My 3-year-old Matthew wanted to hold her for a picture and it was finally his turn.  I set her on his lap in the rocking chair and stood back to take the picture.  I checked my screen to make sure I got a good one and when I looked back up, my tiny, two-week-old baby was hanging upside down with her head inches from the ground.

I swooped forward to scoop her up before any further damage could occur and then I banished the incident from my mind.  I didn't even tell my parents because I was too embarrassed to admit I'd been so careless.
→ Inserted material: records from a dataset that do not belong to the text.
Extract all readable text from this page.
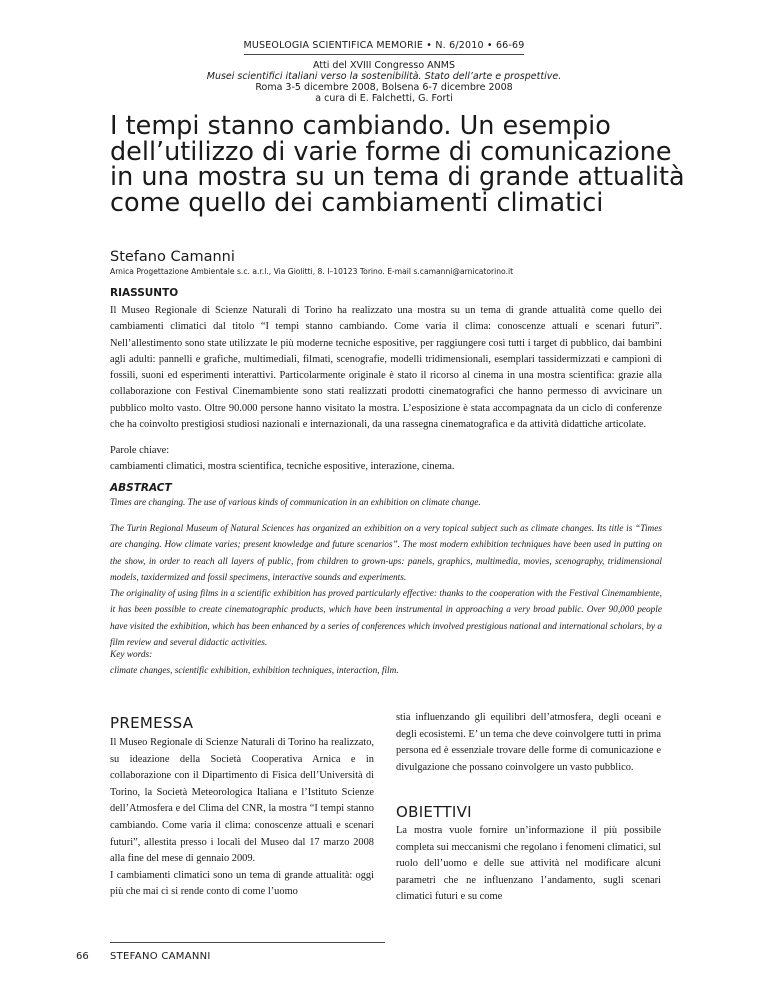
MUSEOLOGIA SCIENTIFICA MEMORIE • N. 6/2010 • 66-69
Atti del XVIII Congresso ANMS
Musei scientifici italiani verso la sostenibilità. Stato dell’arte e prospettive.
Roma 3-5 dicembre 2008, Bolsena 6-7 dicembre 2008
a cura di E. Falchetti, G. Forti
I tempi stanno cambiando. Un esempio
dell’utilizzo di varie forme di comunicazione
in una mostra su un tema di grande attualità
come quello dei cambiamenti climatici
Stefano Camanni
Arnica Progettazione Ambientale s.c. a.r.l., Via Giolitti, 8. I–10123 Torino. E-mail s.camanni@arnicatorino.it
RIASSUNTO

Il Museo Regionale di Scienze Naturali di Torino ha realizzato una mostra su un tema di grande attualità come quello dei cambiamenti climatici dal titolo “I tempi stanno cambiando. Come varia il clima: conoscenze attuali e scenari futuri”. Nell’allestimento sono state utilizzate le più moderne tecniche espositive, per raggiungere così tutti i target di pubblico, dai bambini agli adulti: pannelli e grafiche, multimediali, filmati, scenografie, modelli tridimensionali, esemplari tassidermizzati e campioni di fossili, suoni ed esperimenti interattivi. Particolarmente originale è stato il ricorso al cinema in una mostra scientifica: grazie alla collaborazione con Festival Cinemambiente sono stati realizzati prodotti cinematografici che hanno permesso di avvicinare un pubblico molto vasto. Oltre 90.000 persone hanno visitato la mostra. L’esposizione è stata accompagnata da un ciclo di conferenze che ha coinvolto prestigiosi studiosi nazionali e internazionali, da una rassegna cinematografica e da attività didattiche articolate.

Parole chiave:
cambiamenti climatici, mostra scientifica, tecniche espositive, interazione, cinema.
ABSTRACT
Times are changing. The use of various kinds of communication in an exhibition on climate change.

The Turin Regional Museum of Natural Sciences has organized an exhibition on a very topical subject such as climate changes. Its title is “Times are changing. How climate varies; present knowledge and future scenarios”. The most modern exhibition techniques have been used in putting on the show, in order to reach all layers of public, from children to grown-ups: panels, graphics, multimedia, movies, scenography, tridimensional models, taxidermized and fossil specimens, interactive sounds and experiments.

The originality of using films in a scientific exhibition has proved particularly effective: thanks to the cooperation with the Festival Cinemambiente, it has been possible to create cinematographic products, which have been instrumental in approaching a very broad public. Over 90,000 people have visited the exhibition, which has been enhanced by a series of conferences which involved prestigious national and international scholars, by a film review and several didactic activities.

Key words:
climate changes, scientific exhibition, exhibition techniques, interaction, film.
PREMESSA

Il Museo Regionale di Scienze Naturali di Torino ha realizzato, su ideazione della Società Cooperativa Arnica e in collaborazione con il Dipartimento di Fisica dell’Università di Torino, la Società Meteorologica Italiana e l’Istituto Scienze dell’Atmosfera e del Clima del CNR, la mostra “I tempi stanno cambiando. Come varia il clima: conoscenze attuali e scenari futuri”, allestita presso i locali del Museo dal 17 marzo 2008 alla fine del mese di gennaio 2009.

I cambiamenti climatici sono un tema di grande attualità: oggi più che mai ci si rende conto di come l’uomo

stia influenzando gli equilibri dell’atmosfera, degli oceani e degli ecosistemi. E’ un tema che deve coinvolgere tutti in prima persona ed è essenziale trovare delle forme di comunicazione e divulgazione che possano coinvolgere un vasto pubblico.

OBIETTIVI

La mostra vuole fornire un’informazione il più possibile completa sui meccanismi che regolano i fenomeni climatici, sul ruolo dell’uomo e delle sue attività nel modificare alcuni parametri che ne influenzano l’andamento, sugli scenari climatici futuri e su come

66 STEFANO CAMANNI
It wasn't until the next day when I took Matthew on a walk that I asked him about what happened.  "Matthew, do you remember yesterday when Aubrey fell off the rocking chair?"  He remembered.  "You mean when she was hanging upside down, like this?" He tipped his head upside-down to demonstrate.  I nodded.  "Were you holding her dress so she wouldn't fall?" I asked him.  There must be some explanation as to why she didn't fall all the way to the ground.  He shrugged and said no, he wasn't holding her dress.  Looking back, I would have been surprised if he had..... It is slippery material and he hadn't developed quick enough reflexes to grab it in time.
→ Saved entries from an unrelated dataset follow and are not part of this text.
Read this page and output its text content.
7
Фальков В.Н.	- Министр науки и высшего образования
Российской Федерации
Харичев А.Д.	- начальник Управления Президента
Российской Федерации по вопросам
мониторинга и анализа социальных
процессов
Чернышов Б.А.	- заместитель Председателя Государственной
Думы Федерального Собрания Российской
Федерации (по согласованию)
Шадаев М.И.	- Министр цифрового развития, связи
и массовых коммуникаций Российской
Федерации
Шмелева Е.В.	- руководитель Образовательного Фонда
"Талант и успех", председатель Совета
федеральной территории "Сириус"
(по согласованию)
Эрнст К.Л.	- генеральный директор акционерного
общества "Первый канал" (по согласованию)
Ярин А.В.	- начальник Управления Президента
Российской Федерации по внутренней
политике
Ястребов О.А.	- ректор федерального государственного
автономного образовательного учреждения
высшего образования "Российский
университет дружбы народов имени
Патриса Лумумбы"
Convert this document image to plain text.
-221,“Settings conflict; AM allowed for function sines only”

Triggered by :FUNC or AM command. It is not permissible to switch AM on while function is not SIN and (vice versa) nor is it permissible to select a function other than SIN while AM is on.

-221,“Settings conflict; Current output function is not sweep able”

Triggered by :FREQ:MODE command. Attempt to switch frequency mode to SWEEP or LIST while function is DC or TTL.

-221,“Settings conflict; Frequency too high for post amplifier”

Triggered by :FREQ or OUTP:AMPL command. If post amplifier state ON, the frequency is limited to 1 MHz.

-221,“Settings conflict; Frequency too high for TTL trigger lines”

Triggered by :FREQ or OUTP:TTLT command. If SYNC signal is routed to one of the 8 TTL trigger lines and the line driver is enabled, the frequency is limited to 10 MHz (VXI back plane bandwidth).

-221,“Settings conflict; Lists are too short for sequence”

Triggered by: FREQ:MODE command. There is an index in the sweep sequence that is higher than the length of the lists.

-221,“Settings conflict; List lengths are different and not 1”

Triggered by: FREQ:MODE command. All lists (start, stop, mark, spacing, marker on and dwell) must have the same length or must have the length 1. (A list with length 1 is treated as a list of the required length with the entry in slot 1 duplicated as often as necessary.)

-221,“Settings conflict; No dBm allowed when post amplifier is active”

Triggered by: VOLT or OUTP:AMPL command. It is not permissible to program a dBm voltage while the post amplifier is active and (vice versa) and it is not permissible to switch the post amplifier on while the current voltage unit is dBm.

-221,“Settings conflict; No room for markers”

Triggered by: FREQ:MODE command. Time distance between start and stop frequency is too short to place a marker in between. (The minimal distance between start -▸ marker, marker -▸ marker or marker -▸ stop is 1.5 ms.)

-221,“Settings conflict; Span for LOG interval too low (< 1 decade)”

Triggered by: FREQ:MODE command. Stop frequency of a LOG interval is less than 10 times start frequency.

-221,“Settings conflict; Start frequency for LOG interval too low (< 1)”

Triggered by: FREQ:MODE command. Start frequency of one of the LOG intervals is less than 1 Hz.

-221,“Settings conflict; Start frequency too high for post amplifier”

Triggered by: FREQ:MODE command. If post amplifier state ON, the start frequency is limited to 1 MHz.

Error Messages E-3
As I replayed the moment in my mind, all I could see was a baby hovering, just an inch or so from the wooden runner of the rocking chair.  I wondered if her dress was maybe tucked underneath Matthew's legs, anchoring her to the chair, but in the picture of her sitting on his lap I could see it was not.  In my haste to save her, I didn't notice anything unusual, but now I know some special angel was watching out for her that day, holding her for just those few seconds and keeping her perfect little head safe from harm.

Try as I might, I can't think of any other explanation, and I'm not sure I'd want to.  With this many children to raise, I could definitely use an angel or two in my corner.